Trabalhar perto de casa, ou morar perto do trabalho?

Trabalhar perto de casa, ou morar perto do trabalho?

Tudo na vida é a forma como encaramos as coisas. E um dia eu aprendi que um dos segredos da felicidade é saber o que é bom para você. Simples assim.

Embora eu seja um grande fã de cidades interioranas, sou tipicamente paulistano. Ando sempre com pressa, acho um absurdo lojas fechadas no feriado e meço distâncias em tempo. Dificilmente existe um lugar que dista menos de 40 minutos da minha casa.

Fora isso, também sempre morei em regiões periféricas da grande São Paulo. Nasci no Campo Limpo, entre a infância e início da vida adulta morei em Taboão da Serra, popularmente conhecida como fim do mundo (embora não seja), e hoje resido em Osasco.

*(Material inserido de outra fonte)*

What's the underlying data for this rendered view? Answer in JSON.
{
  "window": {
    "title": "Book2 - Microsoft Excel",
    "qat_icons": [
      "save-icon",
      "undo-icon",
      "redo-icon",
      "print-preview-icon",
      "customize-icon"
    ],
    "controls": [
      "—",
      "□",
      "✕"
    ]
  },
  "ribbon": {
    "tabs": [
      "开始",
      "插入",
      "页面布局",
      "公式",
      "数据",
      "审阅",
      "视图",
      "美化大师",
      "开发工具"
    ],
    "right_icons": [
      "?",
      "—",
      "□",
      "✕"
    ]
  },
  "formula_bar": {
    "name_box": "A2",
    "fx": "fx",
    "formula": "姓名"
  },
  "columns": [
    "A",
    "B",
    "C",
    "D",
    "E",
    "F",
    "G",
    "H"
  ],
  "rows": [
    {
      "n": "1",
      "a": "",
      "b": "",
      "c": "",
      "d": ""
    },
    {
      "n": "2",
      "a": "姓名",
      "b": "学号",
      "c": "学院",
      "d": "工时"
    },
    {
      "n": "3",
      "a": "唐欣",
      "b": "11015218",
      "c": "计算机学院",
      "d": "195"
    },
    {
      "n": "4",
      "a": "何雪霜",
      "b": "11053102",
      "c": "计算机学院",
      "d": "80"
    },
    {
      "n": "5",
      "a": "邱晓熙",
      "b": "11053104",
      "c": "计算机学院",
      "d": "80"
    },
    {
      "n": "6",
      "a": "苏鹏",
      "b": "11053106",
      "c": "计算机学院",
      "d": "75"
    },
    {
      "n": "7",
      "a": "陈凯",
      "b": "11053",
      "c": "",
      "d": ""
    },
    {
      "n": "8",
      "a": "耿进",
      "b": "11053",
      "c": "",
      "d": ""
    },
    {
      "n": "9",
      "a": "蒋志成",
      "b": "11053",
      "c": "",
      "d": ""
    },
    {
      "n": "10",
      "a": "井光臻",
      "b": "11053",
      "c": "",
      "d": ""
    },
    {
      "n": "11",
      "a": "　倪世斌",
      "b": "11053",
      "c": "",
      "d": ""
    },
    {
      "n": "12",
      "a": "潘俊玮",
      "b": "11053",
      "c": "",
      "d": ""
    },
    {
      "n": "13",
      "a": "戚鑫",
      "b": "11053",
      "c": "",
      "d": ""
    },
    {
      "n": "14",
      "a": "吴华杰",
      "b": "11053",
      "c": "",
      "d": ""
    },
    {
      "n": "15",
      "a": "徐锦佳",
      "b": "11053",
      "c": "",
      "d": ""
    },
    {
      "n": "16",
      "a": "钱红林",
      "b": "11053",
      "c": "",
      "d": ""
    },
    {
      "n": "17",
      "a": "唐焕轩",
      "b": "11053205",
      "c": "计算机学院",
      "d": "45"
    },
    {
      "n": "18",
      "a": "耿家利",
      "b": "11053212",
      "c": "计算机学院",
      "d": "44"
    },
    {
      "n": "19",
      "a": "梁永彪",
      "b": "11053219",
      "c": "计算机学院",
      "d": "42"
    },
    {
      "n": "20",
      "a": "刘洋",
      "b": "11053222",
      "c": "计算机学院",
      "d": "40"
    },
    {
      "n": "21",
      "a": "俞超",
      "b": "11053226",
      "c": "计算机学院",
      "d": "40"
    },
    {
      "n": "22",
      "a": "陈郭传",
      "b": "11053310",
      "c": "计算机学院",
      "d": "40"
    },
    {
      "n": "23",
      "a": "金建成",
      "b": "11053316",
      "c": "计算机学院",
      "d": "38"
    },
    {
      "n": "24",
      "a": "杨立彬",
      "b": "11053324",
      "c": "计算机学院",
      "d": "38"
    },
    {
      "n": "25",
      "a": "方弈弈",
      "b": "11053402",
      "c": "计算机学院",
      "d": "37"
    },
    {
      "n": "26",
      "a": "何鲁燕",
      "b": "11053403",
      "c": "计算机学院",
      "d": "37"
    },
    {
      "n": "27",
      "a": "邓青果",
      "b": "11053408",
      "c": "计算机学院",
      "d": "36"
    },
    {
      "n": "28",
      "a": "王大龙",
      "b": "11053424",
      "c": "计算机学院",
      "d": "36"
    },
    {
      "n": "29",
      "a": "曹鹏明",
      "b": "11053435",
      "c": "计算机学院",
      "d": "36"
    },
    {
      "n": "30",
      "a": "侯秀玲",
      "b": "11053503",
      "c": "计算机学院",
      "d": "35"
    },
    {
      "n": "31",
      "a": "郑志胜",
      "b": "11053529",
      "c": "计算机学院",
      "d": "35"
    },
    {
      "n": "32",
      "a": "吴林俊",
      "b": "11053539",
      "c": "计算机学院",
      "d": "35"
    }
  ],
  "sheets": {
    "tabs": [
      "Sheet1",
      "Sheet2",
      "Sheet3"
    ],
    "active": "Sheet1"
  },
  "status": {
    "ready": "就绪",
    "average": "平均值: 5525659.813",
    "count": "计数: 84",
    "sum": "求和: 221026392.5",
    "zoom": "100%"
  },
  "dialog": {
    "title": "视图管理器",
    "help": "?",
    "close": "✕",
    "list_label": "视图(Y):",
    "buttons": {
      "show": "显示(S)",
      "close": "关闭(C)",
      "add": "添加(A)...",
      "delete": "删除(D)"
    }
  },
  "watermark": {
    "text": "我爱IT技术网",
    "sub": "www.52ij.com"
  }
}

O interessante é que há alguns anos eu notei algo: eu não tinha a menor intenção de me mudar para regiões mais centrais

Não me pareciam existir motivos particulares para morar nesses lugares, até ser maior de idade eu simplesmente morava com meus pais. Depois de adulto eu simplesmente não via muito motivo ou condição para me mudar e depois que casei eu simplesmente fui para onde deu pra ir. O interessante é que há alguns anos eu notei algo: Na verdade eu não tinha a menor intenção de me mudar para regiões mais centrais da cidade.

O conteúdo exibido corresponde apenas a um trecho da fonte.